Lead author Dr. Lideke van der Steeg of St. Elisabeth Hospital in Tilburg, Netherlands, looked at the quality of life of 385 Dutch women with abnormal mammograms -- 233 with false positives, found to be non-cancerous, and 152 of whom were subsequently diagnosed with breast cancer.
"Women often overestimate their risk of breast cancer and the material provided by healthcare professionals and government agencies often focus on the positive aspects of screening," van der Steeg says in a statement. "In fact, women who had a tendency to be anxious fared much worse if they received a false-positive, which is estimated to happen in 60 percent of abnormal mammograms, than if they were actually diagnosed with breast cancer."
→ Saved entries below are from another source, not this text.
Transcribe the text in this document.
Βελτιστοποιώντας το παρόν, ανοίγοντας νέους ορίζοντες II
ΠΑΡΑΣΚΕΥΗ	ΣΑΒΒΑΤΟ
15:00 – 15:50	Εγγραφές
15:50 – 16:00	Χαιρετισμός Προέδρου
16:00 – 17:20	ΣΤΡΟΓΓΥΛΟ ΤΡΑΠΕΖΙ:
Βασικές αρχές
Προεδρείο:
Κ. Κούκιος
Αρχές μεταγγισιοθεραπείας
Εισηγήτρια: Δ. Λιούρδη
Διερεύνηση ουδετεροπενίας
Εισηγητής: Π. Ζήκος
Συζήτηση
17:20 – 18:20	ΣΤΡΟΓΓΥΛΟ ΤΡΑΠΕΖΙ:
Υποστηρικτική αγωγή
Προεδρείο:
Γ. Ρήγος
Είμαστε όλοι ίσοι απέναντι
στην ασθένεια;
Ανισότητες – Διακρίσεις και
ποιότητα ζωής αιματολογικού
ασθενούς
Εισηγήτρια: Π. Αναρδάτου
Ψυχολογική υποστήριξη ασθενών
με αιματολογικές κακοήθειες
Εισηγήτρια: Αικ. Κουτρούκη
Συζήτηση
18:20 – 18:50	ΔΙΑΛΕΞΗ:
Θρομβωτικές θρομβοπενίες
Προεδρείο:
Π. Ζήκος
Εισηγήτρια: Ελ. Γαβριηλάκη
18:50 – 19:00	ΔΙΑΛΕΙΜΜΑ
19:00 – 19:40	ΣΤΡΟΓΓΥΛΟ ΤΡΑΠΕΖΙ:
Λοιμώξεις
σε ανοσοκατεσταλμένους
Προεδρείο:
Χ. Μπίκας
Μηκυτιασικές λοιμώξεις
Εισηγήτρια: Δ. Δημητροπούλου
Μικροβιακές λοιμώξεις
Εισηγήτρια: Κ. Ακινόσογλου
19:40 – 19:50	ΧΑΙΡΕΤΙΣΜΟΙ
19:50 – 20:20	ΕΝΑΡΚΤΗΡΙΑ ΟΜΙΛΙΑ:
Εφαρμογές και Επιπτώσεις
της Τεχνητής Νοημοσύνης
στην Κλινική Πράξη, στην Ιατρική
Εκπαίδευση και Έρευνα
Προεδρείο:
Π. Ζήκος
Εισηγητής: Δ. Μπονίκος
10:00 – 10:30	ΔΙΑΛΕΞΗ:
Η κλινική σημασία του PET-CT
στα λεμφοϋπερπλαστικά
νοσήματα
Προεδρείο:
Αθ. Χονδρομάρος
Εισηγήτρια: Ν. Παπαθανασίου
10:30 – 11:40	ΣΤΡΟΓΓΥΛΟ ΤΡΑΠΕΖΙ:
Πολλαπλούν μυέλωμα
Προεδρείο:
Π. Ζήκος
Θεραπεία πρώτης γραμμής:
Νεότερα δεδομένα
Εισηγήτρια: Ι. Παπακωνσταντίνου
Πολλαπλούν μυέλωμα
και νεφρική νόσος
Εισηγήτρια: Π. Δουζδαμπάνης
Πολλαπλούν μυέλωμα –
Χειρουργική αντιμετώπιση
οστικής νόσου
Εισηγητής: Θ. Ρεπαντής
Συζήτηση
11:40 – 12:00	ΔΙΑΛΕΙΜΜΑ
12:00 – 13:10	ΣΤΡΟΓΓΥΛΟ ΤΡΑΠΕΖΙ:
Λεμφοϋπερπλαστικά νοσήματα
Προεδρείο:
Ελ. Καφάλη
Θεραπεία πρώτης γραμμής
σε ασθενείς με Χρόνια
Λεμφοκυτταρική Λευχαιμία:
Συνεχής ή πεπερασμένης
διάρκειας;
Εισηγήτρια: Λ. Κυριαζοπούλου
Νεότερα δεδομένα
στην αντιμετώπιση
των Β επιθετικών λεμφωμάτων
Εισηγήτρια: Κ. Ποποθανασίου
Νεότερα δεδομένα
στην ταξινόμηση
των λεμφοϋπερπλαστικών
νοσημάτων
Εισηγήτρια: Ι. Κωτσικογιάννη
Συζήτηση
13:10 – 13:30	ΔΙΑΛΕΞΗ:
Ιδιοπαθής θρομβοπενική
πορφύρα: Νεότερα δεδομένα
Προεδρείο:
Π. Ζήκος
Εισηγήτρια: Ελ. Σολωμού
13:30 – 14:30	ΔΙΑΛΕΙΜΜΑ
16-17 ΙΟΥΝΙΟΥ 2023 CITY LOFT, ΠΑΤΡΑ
The study, published in the British Journal of Surgery, finds women with breast cancer had larger tumors and were significantly older on average -- 60.2 years -- than women in the false-positive group -- 57.3 years.
Significantly more diagnostic procedures, including biopsies, were needed in the false-positive group and these procedures were linked by the study authors to lower quality-of-life scores, van der Steeg says.